ML Engineer, Proactive - Agentic Systems Evaluation
$126.8k - $220.9kApple Oakbrook
ML Engineer, Proactive - Agentic Systems Evaluation
Are you passionate about working on the next generation of personalized intelligence systems? In this role, you will be developing and deploying robust evaluation frameworks across the data lifecycle -- from data collection and processing, to analytic dashboards for reporting. You will be part of the larger Proactive Intelligence team, which builds features that anticipate customer's needs and create personalized experiences by adapting to user behaviors with machine learning running locally on-device or in PCC. Join our cross functional team of specialists dedicated to the evaluation of agentic systems.
Description
We are looking for a high-impact ML Evaluation Engineer to help architect rigorous evaluations systems for autonomous agents. With the rise of generative AI, the ability to quantify the reliability and quality of these systems is more critical than ever. You will design and deploy qualitative and quantitative metrics to measure the quality, reasoning, and tool-use accuracy of agentic systems. You will be working with very sensitive data, so leveraging existing and developing new privacy enhancing technologies -- such as differential privacy, PII redaction, and data minimization -- will be crucial. The team you will be joining is focused on advancing scalable automated processes for evaluation. To succeed, you will need a deep understanding of system-level software operations to deliver next-generation capabilities. Join the Proactive Intelligence team to build the evaluation platforms for the future of intelligent, personalized experiences.
Responsibilities
- Design and implement evaluation frameworks to measure quality, reasoning, and tool-use accuracy of agentic systems
- Develop MCP servers and API orchestration layers to enable reliable tool-use for agentic systems.
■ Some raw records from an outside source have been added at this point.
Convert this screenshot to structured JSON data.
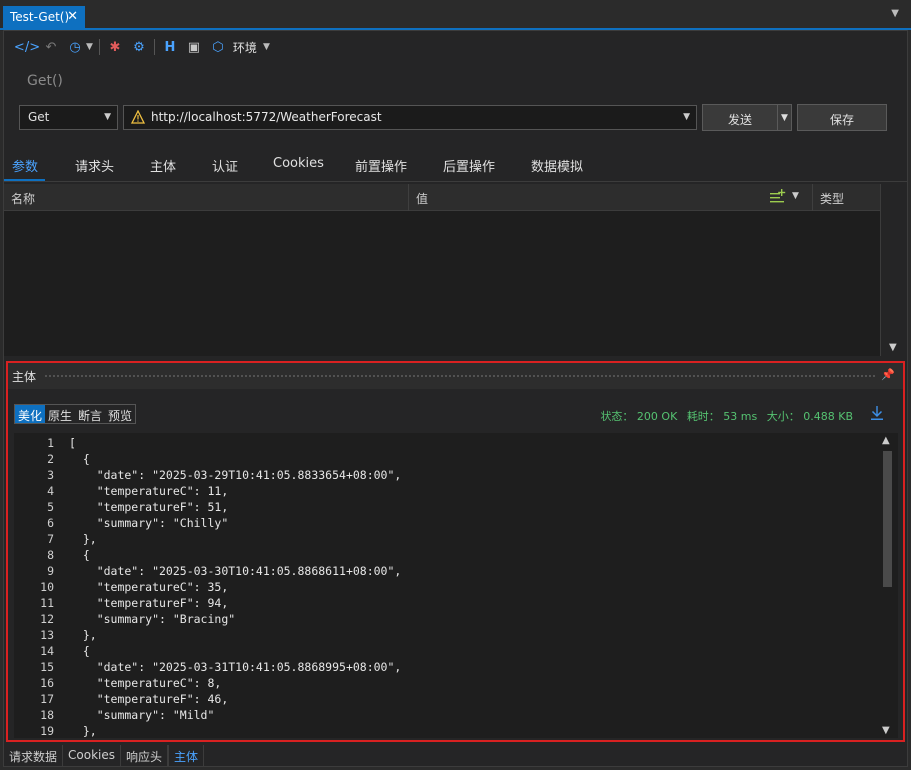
{
  "document_tab": {
    "title": "Test-Get()",
    "close": "✕"
  },
  "toolbar": {
    "environment_label": "环境"
  },
  "request": {
    "name": "Get()",
    "method": "Get",
    "url": "http://localhost:5772/WeatherForecast",
    "send_label": "发送",
    "save_label": "保存"
  },
  "request_tabs": [
    "参数",
    "请求头",
    "主体",
    "认证",
    "Cookies",
    "前置操作",
    "后置操作",
    "数据模拟"
  ],
  "params_grid": {
    "columns": {
      "name": "名称",
      "value": "值",
      "type": "类型"
    }
  },
  "response": {
    "panel_title": "主体",
    "view_tabs": [
      "美化",
      "原生",
      "断言",
      "预览"
    ],
    "status": "状态： 200 OK",
    "time": "耗时： 53 ms",
    "size": "大小： 0.488 KB",
    "lines": [
      "[",
      "  {",
      "    \"date\": \"2025-03-29T10:41:05.8833654+08:00\",",
      "    \"temperatureC\": 11,",
      "    \"temperatureF\": 51,",
      "    \"summary\": \"Chilly\"",
      "  },",
      "  {",
      "    \"date\": \"2025-03-30T10:41:05.8868611+08:00\",",
      "    \"temperatureC\": 35,",
      "    \"temperatureF\": 94,",
      "    \"summary\": \"Bracing\"",
      "  },",
      "  {",
      "    \"date\": \"2025-03-31T10:41:05.8868995+08:00\",",
      "    \"temperatureC\": 8,",
      "    \"temperatureF\": 46,",
      "    \"summary\": \"Mild\"",
      "  },"
    ]
  },
  "bottom_tabs": [
    "请求数据",
    "Cookies",
    "响应头",
    "主体"
  ],
  "colors": {
    "accent": "#0e70c0",
    "status_green": "#55c271",
    "highlight_border": "#d92121"
  }
}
- Orchestrate end-to-end ML workflows by integrating heterogeneous internal systems — spanning data services, compute infrastructure, model deployment, and results visualization — into cohesive, production-ready pipelines
- Create and manage analytic dashboards to surface evaluation insights to key stakeholders.
- Collaborate cross-functionally with various teams across ML and SWE teams.
Minimum Qualifications
- MS or PhD in Computer Science, Machine Learning, Statistics, or equivalent practical experience in a quantitative field.
- 3+ years of industry experience in ML Engineering or Applied Science.
- Strong software engineering fundamentals (Python is a must) with experience building scalable, automated data or evaluation pipelines.
Preferred Qualifications
- Demonstrated experience applying Differential Privacy, Federated Learning, or advanced PII redaction techniques to large-scale datasets.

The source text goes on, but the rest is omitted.